Autoři: Vondracek, J., Krcmar, P., Prochazkova, J., Trilecova, L., Gavelova, M., Skalova, L., Szotakova, B., Buncek, M., Radilova, H., Kozubik, A., Machala, M.
Rok: 2009


In contrast to hepatocytes, there is only limited information about the expression and activities of enzymes participating in metabolic activation of environmental mutagens, including polycyclic aromatic hydrocarbons (PAHs), in liver progenitor cells. In rat liver "stem-like" WB-F344 cell line, sharing many characteristics with rat liver progenitor cells, PAHs are efficiently activated to their ultimate genotoxic metabolites forming DNA adducts. The present study aimed to characterize expression/activities of enzymes of two major pathways involved in the metabolism of benzo[a]pyrene (BaP): cytochrome P450 (CYP) family 1 enzymes and cytosolic aldo-keto reductases (AKRs).
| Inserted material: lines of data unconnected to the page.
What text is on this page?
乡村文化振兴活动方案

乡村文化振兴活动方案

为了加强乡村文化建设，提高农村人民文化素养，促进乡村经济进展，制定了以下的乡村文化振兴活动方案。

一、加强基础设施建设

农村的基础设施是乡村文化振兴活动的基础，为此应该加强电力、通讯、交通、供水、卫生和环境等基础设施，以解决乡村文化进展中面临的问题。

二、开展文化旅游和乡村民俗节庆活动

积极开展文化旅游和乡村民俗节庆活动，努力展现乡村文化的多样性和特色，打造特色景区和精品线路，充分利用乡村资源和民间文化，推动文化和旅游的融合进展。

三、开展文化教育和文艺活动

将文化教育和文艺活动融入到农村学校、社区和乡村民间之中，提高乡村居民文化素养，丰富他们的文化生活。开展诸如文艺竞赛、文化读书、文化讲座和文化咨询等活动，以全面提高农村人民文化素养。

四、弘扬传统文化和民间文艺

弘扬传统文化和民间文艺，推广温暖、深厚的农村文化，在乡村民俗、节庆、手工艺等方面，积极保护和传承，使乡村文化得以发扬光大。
We report here that, apart from induction of CYP1A1 and CYP1B1 expression and the corresponding enzymatic activity, both BaP and 2,3,7,8-tetrachlorodibenzo-p-dioxin (TCDD) induced rat 3 alpha-hydroxyrsteroid dehydrogenase(AKR1C9) expression and activity. In contrast, the aldehyde reductase AKR1A1 was not induced by either treatment. Thus, both CYP1 and AKR metabolic pathways were inducible in the model of liver progenitor cells. BaP and TCDD were efficient inducers of NAD(P)H:quinone oxicloreductase 1 (NQO1) expression and activity in WB-F344 cells, a principal enzyme of cellular antioxidant defense. Both compounds also induced expression of transcription factor NRF2, involved in control of enzymes protecting cells from oxidative stress. However, although BaP induced a significant formation of reactive oxygen species, it did not induce expression of heme oxygenase-1, suggesting that induction of oxidative stress by BaP was limited. Using shRNA against the aryl hydrocarbon receptor (AhR), we found that similar to CYP1A1 and CYP1B1, the AKR1C9 induction was AhR-dependent. Moreover, constitutive AKR1C9 levels in AhR-deficient rat BP8 hepatoma cells were significantly lower than in their AhR-positive 5L variant, thus supporting possible role of AhR in regulation of AKR1C9 expression. Taken together, both CYP1 and AKR1C9 appear to be AhR-regulated metabolic pathways, which may contribute to formation of pro-carcinogenic PAH metabolites in liver progenitor cells.